Thüringer Architektentag 2002

He leapt the fence and saw
That all nature was a garden

Er übersprang den Zaun und sah,
dass die ganze Welt ein Garten ist

Horace Walpole


Gärten – der letzte Luxus unser Zeit ?

Vortrag anlässlich der Verleihung des Thüringer Landschaftsarchitekturpreises zum Thüringer Architektentag
Erfurt 11. Okt. 2002

Luxusgut „Garten“

Sehr geehrter Herr Staatsekretär, Sehr geehrter Herr Präsident, Sehr geehrte Damen und Herren, Liebe Kollegen,

als erstes möchte ich mich für die freundliche Einladung bedanken, zum diesjährigen Architekentag ein paar Gedanken zu Gärten und Freiräumen ausführen zu können. Für einen Vertreter einer kleineren Fraktion der Kammern – der Landschaftsarchitekten – ist es nicht unbedingt eine Selbstverständlichkeit, so im Rampenlicht zu stehen.
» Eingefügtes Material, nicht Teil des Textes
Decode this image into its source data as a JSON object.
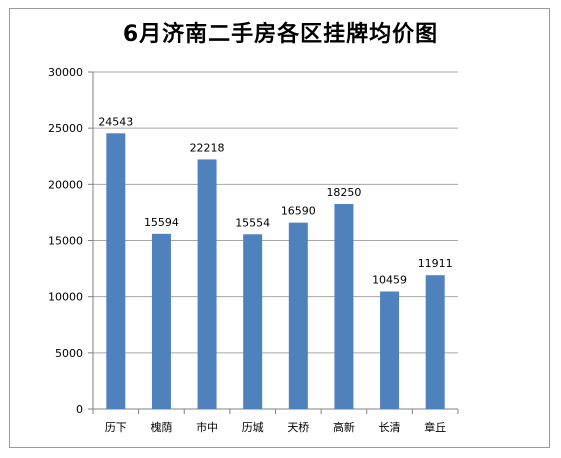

Vielleicht liegt die Einladung darin begründet, dass man sich – einem Blumenstrauß gleichend - zu einer solchen Veranstaltung auch noch etwas Besonderes gönnen wollte, ein klein wenig Luxus. Denn der Garten – so ein Zitat von Dieter Kienast - „ist der letzte Luxus unserer Tage, denn er erfordert das, was in unserer Gesellschaft am seltensten und kostbarsten geworden ist: Zeit, Zuwendung und Raum.“[1]

Und damit sind wir schon beim eigentlichen Problem, einer Diskussion, die seit der Antike anhält, die – gerade in schwereren Zeiten - Luxus als unverantwortliches Laster geißelt und in zurückhaltender Askese den passenderen Ausdruck von sichtbar gewordener Verantwortung sieht.

Derzeit lässt sich doch jedes ungeliebte Projekt allein schon damit beseitigen, dass man es deutlich wahrnehmbar als „Luxus“ tituliert. Spätestens bei der Erwähnung des Wortes ist bei jedem Kämmerer die Entscheidung gefallen. Das Dosier wird beiseite gelegt und der nächste Tagesordnungspunkt aufgerufen.

Denn Luxus, das ist Üppigkeit, das, was über den durchschnittlichen Lebensstandart auffällig hinausgeht. Der Ausspruch – „das ist für mich ein Luxus“ - ist gleichbedeutend mit „das kann ich mir nicht leisten“.

Dies ist angesichts einer stagnierenden wirtschaftlichen Gesamtsituation mit wegbrechenden Gewerbesteuereinnahmen wohl die derzeit vorherrschende Stimmung.

Und trotzdem möchte ich die Zeit hier dazu nutzen – über diesen „Luxus“ zu sprechen und aufzuzeigen, dass es im Gegenteil geradezu notwendig ist, dass wir uns eben diesen „Luxus“ leisten, auch, damit wir uns eine Zukunft leisten können.

Zwischen Stagnation und Wandel

Ökonomisch- struktureller Wandel

Wir befinden uns – inzwischen wohl für alle sichtbar - in einer Phase zwischen Stagnation und Umbruch.

Zum einen ändern sich die Vorstellungen von Arbeit und Produktion - immer effektiver, immer sauberer und mit immer weniger Beschäftigten.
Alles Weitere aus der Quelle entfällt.